Facebook announced some major changes to their platform yesterday. Many of these changes are enormous leaps in technology. Many of these changes will result in brand new behaviors. Many of these changes will revolutionize industries.
I have honestly given up fighting it. Facebook, you win.
Google+ is going to have to bust their ass to keep up. Facebook is on a mission to own the web and Google will fall further behind everyday that Facebook extends beyond “Like” into every verb you can think of.
I do have two complaints:
- The ticker
- “Facebook knows best”
Facebook’s Ongoing UI Problem
Facebook is not short on big ideas. They are not short on superb technologies. They are however blind to elegance and simplicity in design. The ticker on the right sidebar is UI vomit. It’s a horrible eye sore and it’s a distraction.

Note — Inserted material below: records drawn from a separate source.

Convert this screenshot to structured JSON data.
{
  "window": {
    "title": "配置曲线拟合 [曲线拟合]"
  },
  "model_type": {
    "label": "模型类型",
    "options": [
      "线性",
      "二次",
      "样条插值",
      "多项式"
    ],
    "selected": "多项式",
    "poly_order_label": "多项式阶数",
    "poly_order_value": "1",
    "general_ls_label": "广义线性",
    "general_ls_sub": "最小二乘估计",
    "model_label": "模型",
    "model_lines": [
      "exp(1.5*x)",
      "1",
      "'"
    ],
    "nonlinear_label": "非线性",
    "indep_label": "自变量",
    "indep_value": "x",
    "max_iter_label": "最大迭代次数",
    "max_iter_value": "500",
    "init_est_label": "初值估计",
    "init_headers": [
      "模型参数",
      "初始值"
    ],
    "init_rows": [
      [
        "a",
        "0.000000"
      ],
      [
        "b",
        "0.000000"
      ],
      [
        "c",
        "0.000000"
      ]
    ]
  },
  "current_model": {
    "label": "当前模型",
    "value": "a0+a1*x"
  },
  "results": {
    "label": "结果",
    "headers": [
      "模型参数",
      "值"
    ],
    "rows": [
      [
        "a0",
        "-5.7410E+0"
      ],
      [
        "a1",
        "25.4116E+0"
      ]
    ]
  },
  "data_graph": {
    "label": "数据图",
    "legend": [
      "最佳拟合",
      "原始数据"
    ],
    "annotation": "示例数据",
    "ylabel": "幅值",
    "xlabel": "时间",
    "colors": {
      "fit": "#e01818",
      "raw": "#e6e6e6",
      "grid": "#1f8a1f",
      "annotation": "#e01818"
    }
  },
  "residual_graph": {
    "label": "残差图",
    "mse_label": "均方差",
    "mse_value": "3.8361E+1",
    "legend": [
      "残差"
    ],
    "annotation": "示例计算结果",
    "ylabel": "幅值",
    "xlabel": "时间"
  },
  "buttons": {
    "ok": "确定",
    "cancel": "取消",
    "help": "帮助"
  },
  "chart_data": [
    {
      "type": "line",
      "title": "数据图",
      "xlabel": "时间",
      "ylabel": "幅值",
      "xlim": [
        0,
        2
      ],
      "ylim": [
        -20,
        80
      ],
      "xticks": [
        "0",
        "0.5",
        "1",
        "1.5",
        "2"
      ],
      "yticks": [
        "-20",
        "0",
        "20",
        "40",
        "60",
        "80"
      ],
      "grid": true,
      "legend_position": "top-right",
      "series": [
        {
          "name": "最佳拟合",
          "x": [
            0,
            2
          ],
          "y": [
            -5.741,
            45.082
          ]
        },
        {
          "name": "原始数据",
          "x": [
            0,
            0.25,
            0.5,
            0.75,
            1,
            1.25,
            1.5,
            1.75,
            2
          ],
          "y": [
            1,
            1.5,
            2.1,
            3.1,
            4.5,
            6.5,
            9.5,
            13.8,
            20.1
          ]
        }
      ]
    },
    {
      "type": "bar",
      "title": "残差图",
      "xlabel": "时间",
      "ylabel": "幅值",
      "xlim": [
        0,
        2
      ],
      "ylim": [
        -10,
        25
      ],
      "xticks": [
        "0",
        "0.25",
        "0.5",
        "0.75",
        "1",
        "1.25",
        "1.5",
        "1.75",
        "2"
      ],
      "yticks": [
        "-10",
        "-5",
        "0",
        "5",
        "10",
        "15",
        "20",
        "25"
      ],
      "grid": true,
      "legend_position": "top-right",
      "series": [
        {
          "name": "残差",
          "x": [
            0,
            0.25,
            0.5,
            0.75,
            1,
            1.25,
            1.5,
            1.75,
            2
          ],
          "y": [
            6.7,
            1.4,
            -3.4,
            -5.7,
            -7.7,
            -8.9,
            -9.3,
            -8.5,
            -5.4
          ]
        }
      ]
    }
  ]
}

Facebook could’ve very easily created a music section, a games section, a movie and TV section, but instead we have a real time ticker feed that can’t be hidden without a Google Chrome extension.
Everything is mashed together into one feed so if I’m browsing a specific friend list, I still see whatever Facebook wants to show me. Doesn’t it make more sense to show me what my friends are listening to when I’m listening to music, or show me friends TV or Movie activity when I’m looking to watch something?
You can imagine my surprise when Timeline turned out to look gorgeous (though I haven’t seen it first hand).
Facebook’s Ongoing “we know better than you” Problem
I can’t stand the default News Feed. I don’t like the idea of Facebook deciding FOR ME what is important. It’s the same reason I don’t use GMail’s priority inbox. This is why I don’t really care about the most recent Top Stories/Recent Stories update. It’s irrelevant to me. I can’t honestly understand why ANYONE uses the default news feed. It’s just noise.
I like control. It’s one of the reasons I’ve embraced G+. It’s also the reason why I was so elated when Facebook added smart lists and friend lists to the left hand sidebar.
For instance, friend lists used to be a chore to find and manage. Then Zuck gets on stage and says less than 5% of users use lists. Well isn’t that a convenient stat? Facebook deliberately creates the platform in such a way that people use it in a certain way, then uses that data to build the case for why they do things. What users REALLY want it control of their data; who it gets shared with and who’s data they see.
The Genius of Repackaging Old Ideas
Timeline? That’s a blog. Yeah, that’s it. But they redesigned it and hosted it on Facebook, so now it’s innovative?
Real time news ticker for light updates? Yeah, that’s called Twitter. But they puked that feature on the right side of my Facebook page, so now it’s innovative?
Facebook isn’t coming up with all new ideas, but they are taking ideas to the masses and SELLING it, and they are making a good case.
In all honesty, I’m more impressed with this series of updates than any other updates in the history of Facebook. It doesn’t change the following facts:
1) Zuck is a dork (albeit an extremely wealthy one), a poor public speaker and he overuses the world “social” in a way that equates all sharing activity as a social activity. I believe their is something deeper to the social experience than simply sharing everything. In Mark’s defense, he seems like someone that grew up with few friends, so I hardly expect him to understand deeper connections than updating your network from behind a computer screen. I also still want to punch him in the junk…there’s just something about him that is so exceptionally punchable.
2) These new changes open up a butt-load of new privacy concerns. It’s not that Facebook hasn’t built in many of the necessary controls, it’s that the average Facebook user will never understand it.
3) Facebook still needs to get someone from Apple’s UI team…DESPERATELY.
That is all. What do you think of the new changes?